Soon after, the remaining teachers shepherded students into a couple of waiting buses. “I don’t know if the bus drivers took it upon themselves or if they were asked to come by, but it was pretty awesome. They have family up there—and homes—and they chose to come to the school and take those kids down,” Kessler told the Associated Press.

Kessler took Neal Road out of the city, encouraging the terrified boys to focus on the car’s navigation system. “I wanted to keep them occupied because they were pretty scared,” he says. “It was, ‘Look at the screen and don’t look outside.’”

What should have been a 20-minute drive took them two hours. The smoke was so thick that Kessler could barely see the trees on either side of the road. They finally reached Chico, where the boys were eventually reunited with their families. All told, the school district staff got all 125 students back to their parents and guardians.

Paradise Intermediate School, however, was destroyed.

Following the fire, the teachers and administrators made it a priority to get the students back into a school environment. “We had to create a whole new school district in a short period of time,” Kessler says. As part of the process, they called every parent to determine where they and their children were, if they were planning to return to school or whether they had been displaced farther away, and how the district could help. In December, the district created an e-learning and field trip space in a shopping mall storefront that catered to between 30 and 40 students a day.

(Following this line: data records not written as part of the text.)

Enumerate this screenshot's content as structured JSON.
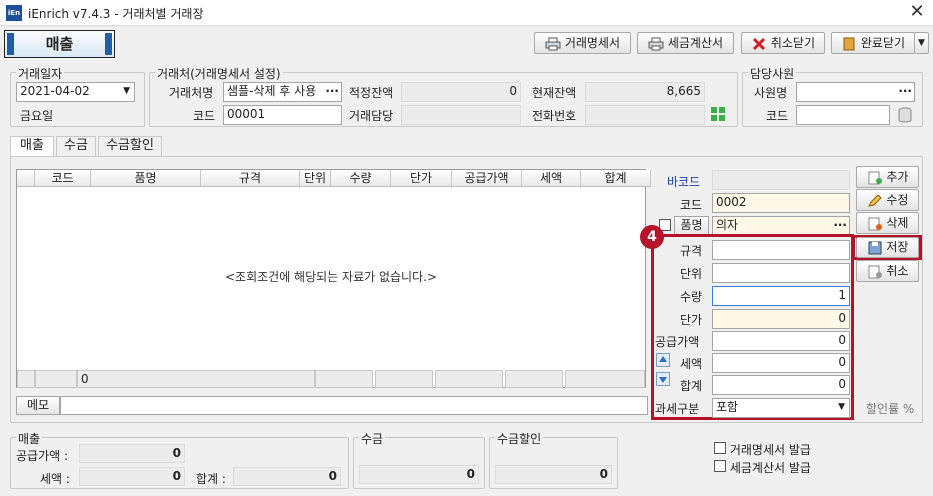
{
  "window": {
    "title": "iEnrich v7.4.3 - 거래처별 거래장",
    "logo_text": "iEn",
    "close": "✕"
  },
  "main_tab": "매출",
  "toolbar": {
    "statement": "거래명세서",
    "tax_invoice": "세금계산서",
    "cancel_close": "취소닫기",
    "done_close": "완료닫기"
  },
  "date_group": {
    "label": "거래일자",
    "date": "2021-04-02",
    "weekday": "금요일"
  },
  "client_group": {
    "label": "거래처(거래명세서 설정)",
    "name_label": "거래처명",
    "name_value": "샘플-삭제 후 사용",
    "code_label": "코드",
    "code_value": "00001",
    "proper_balance_label": "적정잔액",
    "proper_balance_value": "0",
    "current_balance_label": "현재잔액",
    "current_balance_value": "8,665",
    "manager_label": "거래담당",
    "manager_value": "",
    "phone_label": "전화번호",
    "phone_value": ""
  },
  "staff_group": {
    "label": "담당사원",
    "name_label": "사원명",
    "name_value": "",
    "code_label": "코드",
    "code_value": ""
  },
  "subtabs": [
    "매출",
    "수금",
    "수금할인"
  ],
  "grid": {
    "columns": [
      "코드",
      "품명",
      "규격",
      "단위",
      "수량",
      "단가",
      "공급가액",
      "세액",
      "합계"
    ],
    "empty_message": "<조회조건에 해당되는 자료가 없습니다.>",
    "footer_count": "0"
  },
  "memo_label": "메모",
  "form": {
    "barcode_label": "바코드",
    "code_label": "코드",
    "code_value": "0002",
    "item_label": "품명",
    "item_value": "의자",
    "spec_label": "규격",
    "spec_value": "",
    "unit_label": "단위",
    "unit_value": "",
    "qty_label": "수량",
    "qty_value": "1",
    "price_label": "단가",
    "price_value": "0",
    "supply_label": "공급가액",
    "supply_value": "0",
    "tax_label": "세액",
    "tax_value": "0",
    "total_label": "합계",
    "total_value": "0",
    "taxtype_label": "과세구분",
    "taxtype_value": "포함",
    "discount_label": "할인률 %"
  },
  "side_buttons": {
    "add": "추가",
    "edit": "수정",
    "delete": "삭제",
    "save": "저장",
    "cancel": "취소"
  },
  "annotation": "4",
  "summary": {
    "sales_label": "매출",
    "supply_label": "공급가액 :",
    "supply_value": "0",
    "tax_label": "세액 :",
    "tax_value": "0",
    "total_label": "합계 :",
    "total_value": "0",
    "collection_label": "수금",
    "collection_value": "0",
    "discount_label": "수금할인",
    "discount_value": "0"
  },
  "issue": {
    "statement": "거래명세서 발급",
    "tax_invoice": "세금계산서 발급"
  },
  "colors": {
    "accent_red": "#b8122a",
    "tab_blue": "#1f5fa8",
    "link_blue": "#1f3fb0"
  }
}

In January, the school moved to an old hardware store. The furnishings are sparse—Kessler says the space echoes and the students are using the empty shelves of the store as desks—but the effort shows the resilience and creativity of the teachers and the community.

On his first day back in front of his class, Kessler wanted to complete the metric system lesson that he had planned for the day the Camp Fire interrupted them. “It was really important psychologically to teach that lesson the first day,” he says. “That’s where I stopped and that’s where I wanted to start again.” He didn’t have any meter sticks or beakers, so he improvised, using plastic strips from the shelves to make meter sticks.

In Paradise, he’s glad to report, it’s back to teaching and learning.